Generally, for employees who work Monday through Friday, holidays falling on Saturday are observed on the preceding Friday and those falling on Sunday are observed on the following Monday. However, when a designated holiday falls on an employee’s regularly scheduled day off, other than Saturday or Sunday, the employee shall receive straight compensatory time for the number of eligible holiday hours allowed, as listed in Section II.

In a job share situation, if a holiday falls on a regularly scheduled day off for both job share individuals, then the number of holiday hours each employee is eligible to receive shall be based on the weekly standard hours each employee is scheduled to work. The combined number of holiday hours each person is eligible to receive shall not exceed the number of eligible holiday hours for the position being shared.
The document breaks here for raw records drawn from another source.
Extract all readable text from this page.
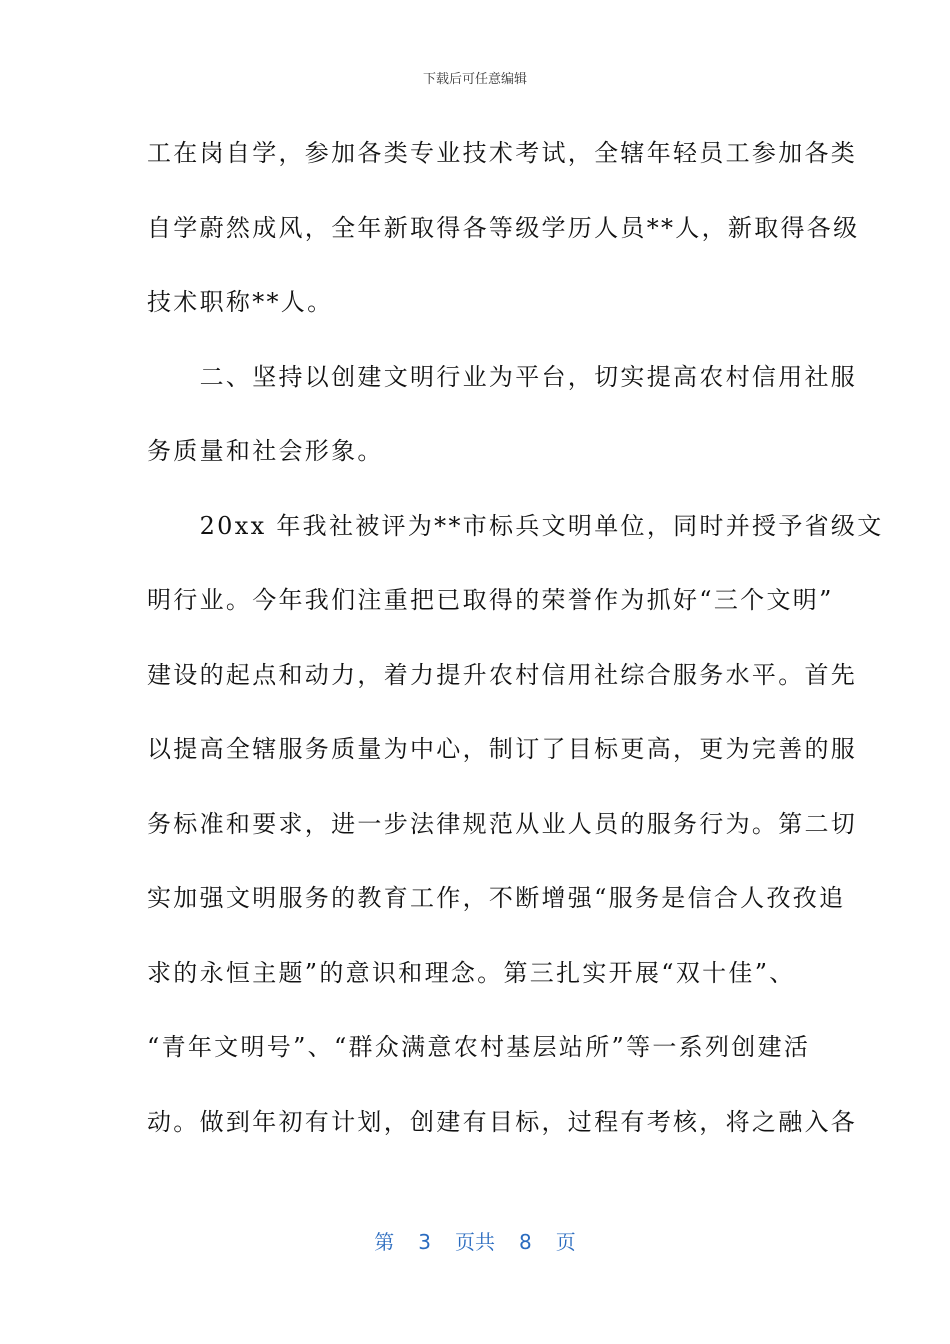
下载后可任意编辑
工在岗自学，参加各类专业技术考试，全辖年轻员工参加各类
自学蔚然成风，全年新取得各等级学历人员**人，新取得各级
技术职称**人。
　　二、坚持以创建文明行业为平台，切实提高农村信用社服
务质量和社会形象。
　　20xx 年我社被评为**市标兵文明单位，同时并授予省级文
明行业。今年我们注重把已取得的荣誉作为抓好“三个文明”
建设的起点和动力，着力提升农村信用社综合服务水平。首先
以提高全辖服务质量为中心，制订了目标更高，更为完善的服
务标准和要求，进一步法律规范从业人员的服务行为。第二切
实加强文明服务的教育工作，不断增强“服务是信合人孜孜追
求的永恒主题”的意识和理念。第三扎实开展“双十佳”、
“青年文明号”、“群众满意农村基层站所”等一系列创建活
动。做到年初有计划，创建有目标，过程有考核，将之融入各
第 3 页共 8 页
For example, Jane and Emma job share a Tuesday through Saturday 40-hour per week position. Jane works 8 hour shifts on Tuesdays, Wednesdays, and Thursdays for a total of 24 hours per week. Emma works 8 hour shifts on Friday and Saturday for a total of 16 hours per week. Neither Jane nor Emma is regularly scheduled to work on Monday which is Labor Day. Because the holiday falls on both their days off and based on the schedule in Section II, Jane would receive 4 holiday hours and Emma would receive no holiday hours. If both Jane and Emma’s standard weekly hours were 20, then both employees would receive 4 holiday hours.


Non-exempt regular employees who are required to work on a holiday shall be paid a holiday premium calculated at two and one-half (2 ½) times the employee’s regular hourly rate of pay for each hour worked. The actual hours worked are counted towards the FLSA workweek. The holiday hours shall not be awarded in compensatory time. However, department directors may, at their discretion, approve a future day off without pay to employees who were required to work on the holiday.

An eligible exempt employee who is required to work on a holiday shall receive the employee’s regular salary and straight compensatory time for each hour worked over 40, including the holiday, in their FLSA workweek. However, the employee shall not be permitted to exceed the compensatory time accrual limit for exempt employees.

When an employee’s shift crosses midnight creating hours worked in two calendar days, the shift that begins on the holiday will count as the holiday.

Temporary (including rec temps) and regular employees that are not eligible for paid holidays are eligible to receive one and one-half (1 ½) their regular hourly rate for all hours worked on a holiday.


In January of each year, regular employees receive two (2) floating holidays that can be used, with supervisor approval, through December 31 of the same year. Floating holidays for new regular employees will be loaded into their leave bank upon hire and on January 1 of each year. The exact date may fluctuate due to payroll schedules. Temporary employees are not eligible to receive a floating holiday.

Supervisor approval is required regarding the date the floating holiday is used. Approval will be based on workload and other business needs.

A floating holiday is the equivalent of four, six or eight hours according to Section II of this regulation. A floating holiday shall not be considered as time worked for the purpose of overtime or compensatory time calculations. A floating holiday may be used in increments and shall not be carried over to the next year.

Employees who leave city employment will be paid for any unused floating holidays.